Tuesday, December 27, 2011

Some Foot Soldiers Fighting For American Values

    Today started off in my normal holiday routine.  I wake up early to write for a few hours before my son and I watch "Star Trek, The Next Generation" and eat lunch.  Then we figure out what to do from there. 
    Today the phone rang in the morning.  A high school friend that I haven't seen since 1979 texted me.  We've kept in touch over the years via e-mail and now facebook.  He invited me via text to lunch with his mother at the Fisherman's Restaurant in San Clemente.  I knew that he was in SoCal, so I seized the day and drove up to see them.
    It was sunny, gorgeous, and the ocean waves curled perfectly for the surfers as I approached the restaurant on the pier.  As I got to the restaurant I noticed a text telling me their exact location, so I found them immediately at a table looking over the beach.  They'd been there for a bit and had crab that they were cracking.  I gave my friend a big hug.  Though it's been 33 years he still looks great!  I shook his mom's wrist, since her hands had crab all over them.  She gave me a big smile.

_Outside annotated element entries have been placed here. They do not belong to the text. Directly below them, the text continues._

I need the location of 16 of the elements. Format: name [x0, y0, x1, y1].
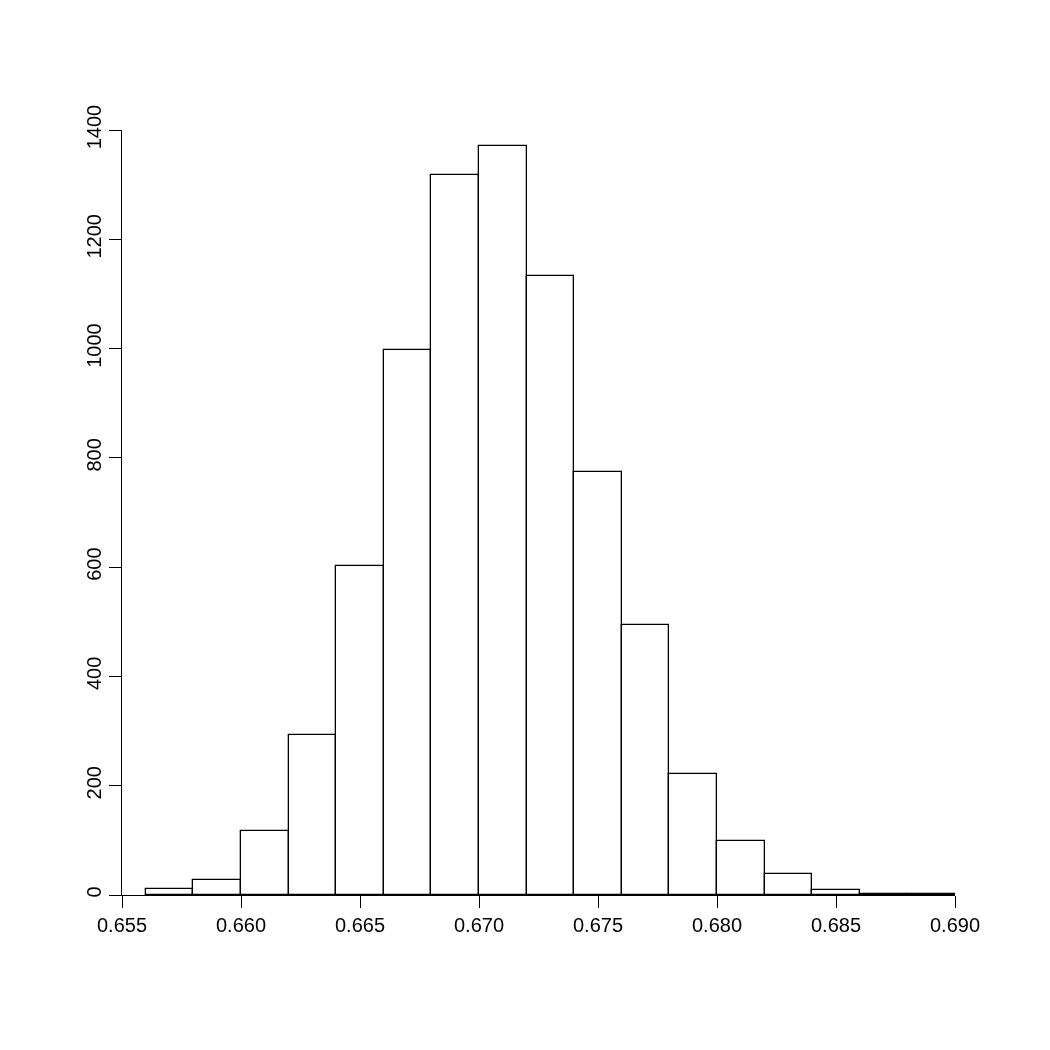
x-tick-label: 0.655	[96, 914, 148, 936]
y-tick-label: 800	[83, 438, 105, 472]
x-tick-label: 0.685	[810, 914, 862, 936]
y-tick-label: 200	[83, 766, 105, 800]
x-tick-label: 0.660	[215, 914, 267, 936]
x-tick-label: 0.675	[572, 914, 624, 936]
y-tick-label: 1400	[83, 104, 105, 150]
x-tick-label: 0.670	[453, 914, 505, 936]
y-tick-label: 1200	[83, 214, 105, 259]
y-tick-label: 400	[83, 656, 105, 691]
x-tick-label: 0.665	[334, 914, 386, 936]
y-tick-label: 1000	[83, 323, 105, 368]
x-tick-label: 0.680	[691, 914, 743, 936]
x-tick-label: 0.690	[929, 914, 981, 936]
y-tick-label: 600	[83, 547, 105, 581]
y-tick-label: 0	[83, 886, 105, 898]
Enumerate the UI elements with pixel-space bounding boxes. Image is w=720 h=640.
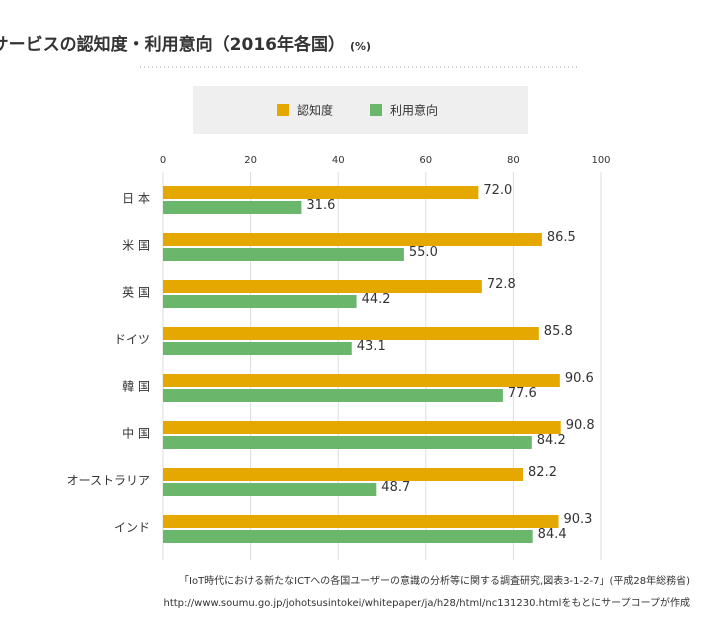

    We had a lovely discussion about our current lives.  We didn't reminisce, except for the short discussion about his high school love, and me being the only blond nerdy girl on campus.  We actually really talked about how God has honed us through our painful life experiences.  I learned so much about his childhood that I never had known.  
    He became the man of the house at 15 due to the abusive alcoholic father leaving.  I told him that's one of the ways God honed you to become a great leader.  He was the student body president of our high school two years before I was.  Now he's about to publicly launch Warpshare, a company that he created with some new nerd friends to protect our freedom of Internet speech.
    His mom had interesting stories about the challenges of being a Filipino principal in the Elk Grove Elementary School District in the 1970's.  Elk Grove, CA was just rednecks back then.  The high school football team was known as the meat and potato boys that lifted cattle for fun.  Ethnic diversity wasn't even a phrase back then.  She had many challenges from the parents---being an outsider and "ethnic."
    The story that really stuck in my head was about one of her Japanese school teachers.  There was a teacher's meeting after school.  It happened to end early and this Japanese school teacher went to her car and found a Ku Klux Klan doll, the calling card of the KKK, on her windshield.  She immediately got into her car and drove home.  The janitor saw the KKK return about 5 minutes after the she left.  The teacher certainly had God watching over her!
    My friend's mom offered to transfer the Japanese teacher to another school for her safety, but the Japanese teacher refused to bow down to terror.  She stayed on and taught the KKK's kids.  That's how ethnic diversity happens in America---by ethnically diverse heroes and heroines standing their ground and turning the bad into the good.  That's also how God hones us by giving us bad experiences, so that we can rise to the challenge, become stronger, have a broader perspective, and be a better light of God.